Let’s get one thing straight. The longer I spend in this garden, the more I realize how clueless I am. How hard can it be to grow vegetables? You drop the seeds in the ground and they grow, right? Let’s hope so.
I finally had the opportunity to start prepping the garden last night. Fortunately there was another veteran gardener working on her area who gave me some good tips. I didn’t realize I had to weed and mulch the path around our plot, but once she told me that’s where I started. I cleaned things up, put down sheets of newspaper, and added wood chips on top to curb weed growth. Based on the amount of wild onion bulbs and weeds I pulled up, I doubt this will leave us weed-free for the season, but it should help.
I was only able to prep the path before the sun went down, so I was out there again at 8am today. It rained overnight so I knew I’d get muddy, but that’s okay. That’s part of the fun. A few hours later our plot looked like this:
I know I’ll have to add a fence eventually, but in the meantime I was eager to plant our seeds. I think I’ll need Will’s help on the fence next week, it seems likes two person job to me. When we do add a fence it has to be metal, or something other than plastic. Apparently animals have no problem chewing right through plastic. Another thing we need to do: add some tall bamboo stakes to keep the deer out. I was worried about our tomato seedling so I added an ugly, temporary cage to keep the critters away.
Okay, back to planting. I got the tomato, sugar snap peas, cucumbers and a row of marigolds in before a torrential downpour and lightning storm rushed me out of there. One thing I’ll never understand or be able to plan for is how many seeds are in each packet. This is a complete mystery to me.
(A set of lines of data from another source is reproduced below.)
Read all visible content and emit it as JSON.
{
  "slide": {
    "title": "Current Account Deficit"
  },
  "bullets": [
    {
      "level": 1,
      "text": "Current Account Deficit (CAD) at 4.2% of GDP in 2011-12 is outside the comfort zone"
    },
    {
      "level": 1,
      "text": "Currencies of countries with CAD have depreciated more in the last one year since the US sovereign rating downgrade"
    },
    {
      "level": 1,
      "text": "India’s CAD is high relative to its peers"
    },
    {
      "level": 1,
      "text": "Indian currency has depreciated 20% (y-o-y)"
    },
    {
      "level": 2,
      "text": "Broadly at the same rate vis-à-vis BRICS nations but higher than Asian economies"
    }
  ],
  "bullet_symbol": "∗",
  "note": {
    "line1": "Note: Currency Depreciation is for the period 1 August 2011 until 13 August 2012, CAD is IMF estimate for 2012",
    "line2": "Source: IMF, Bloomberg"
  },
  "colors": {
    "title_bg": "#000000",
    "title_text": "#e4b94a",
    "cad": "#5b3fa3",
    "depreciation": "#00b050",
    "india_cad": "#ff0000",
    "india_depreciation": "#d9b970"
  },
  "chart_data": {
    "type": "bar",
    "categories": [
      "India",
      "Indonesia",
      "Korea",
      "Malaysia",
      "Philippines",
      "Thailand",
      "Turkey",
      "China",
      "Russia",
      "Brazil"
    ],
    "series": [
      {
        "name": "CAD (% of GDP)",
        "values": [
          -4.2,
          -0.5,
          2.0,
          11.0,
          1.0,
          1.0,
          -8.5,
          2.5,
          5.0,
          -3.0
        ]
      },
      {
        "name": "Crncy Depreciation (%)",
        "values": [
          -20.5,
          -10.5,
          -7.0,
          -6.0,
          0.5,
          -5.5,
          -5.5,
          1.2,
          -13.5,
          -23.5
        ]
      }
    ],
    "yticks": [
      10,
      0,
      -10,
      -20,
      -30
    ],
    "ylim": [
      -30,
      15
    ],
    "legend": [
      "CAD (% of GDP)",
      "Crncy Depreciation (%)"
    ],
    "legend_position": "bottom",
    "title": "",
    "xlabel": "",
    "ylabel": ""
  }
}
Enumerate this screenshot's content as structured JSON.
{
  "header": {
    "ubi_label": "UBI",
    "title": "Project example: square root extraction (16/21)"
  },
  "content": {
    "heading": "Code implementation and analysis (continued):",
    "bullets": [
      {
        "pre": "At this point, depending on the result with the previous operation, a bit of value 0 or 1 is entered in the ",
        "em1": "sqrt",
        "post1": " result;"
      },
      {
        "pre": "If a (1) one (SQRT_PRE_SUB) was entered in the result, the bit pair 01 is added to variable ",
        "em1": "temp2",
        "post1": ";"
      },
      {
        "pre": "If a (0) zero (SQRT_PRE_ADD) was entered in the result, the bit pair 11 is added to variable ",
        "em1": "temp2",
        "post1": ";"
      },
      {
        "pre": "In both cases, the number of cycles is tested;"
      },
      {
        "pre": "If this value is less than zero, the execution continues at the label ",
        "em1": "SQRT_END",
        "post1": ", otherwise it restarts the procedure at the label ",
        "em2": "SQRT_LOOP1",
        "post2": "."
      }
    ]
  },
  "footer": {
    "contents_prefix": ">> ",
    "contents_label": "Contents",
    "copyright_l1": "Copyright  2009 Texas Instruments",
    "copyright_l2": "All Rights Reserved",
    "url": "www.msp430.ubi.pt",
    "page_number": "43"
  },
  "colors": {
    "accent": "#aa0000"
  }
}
There were TONS of snap peas and hardly any cucumbers. How does this compare to the yield when we harvest our veggies? I have no idea. I guess we’ll find out. I decided disburse some marigolds throughout the area the deter and discourage pests, but also because they’re beautiful. If I keep up on deadheading, I should be able to extend their flowering time.
After my weather-forced lunch break, I was back out there in the dirt. I quickly realized I was probably making one of the most common beginner mistakes: overcrowding. When I bought my seeds, I got greedy. I wanted EVERYTHING. I changed up my strategy halfway through and only planted one row of green beans, two rows of strawberries, two rows of marigolds, and had to slightly squish a couple of crops. I planted the zucchini, summer squash, onions, and watermelon as planned. Hopefully it works out.
So what am I going to do with my leftover strawberries, green beans, marigolds, and packet of nasturtiums? Find a place for them in our home garden, of course. I hope it all comes together and doesn’t look too random, but I’m determined to grow grow grow this year!
One thought on “The Community Garden Plot – Part 2”
I enjoyed your post! The best way to learn gardening is by doing, and don’t worry about your mistakes. Even experienced gardeners continue to make plenty of mistakes. A useful guide for estimating crop yields, plants per person, and so on can be found here: http://www.harvesttotable.com/2011/06/vegetable_crop_yields_plants_p/, and another estimate from the LSU extension service: http://www.lsuagcenter.com/en/lawn_garden/home_gardening/vegetables/Expected+Vegetable+Garden+Yields.htm.
I don’t know where you are located, but if it’s in the US, Timber Press has a wonderful series of regional vegetable gardening guides. Look in your local library or bookstore for The Timber Press Guide to Vegetable Gardening in the [insert your region here]. Good luck!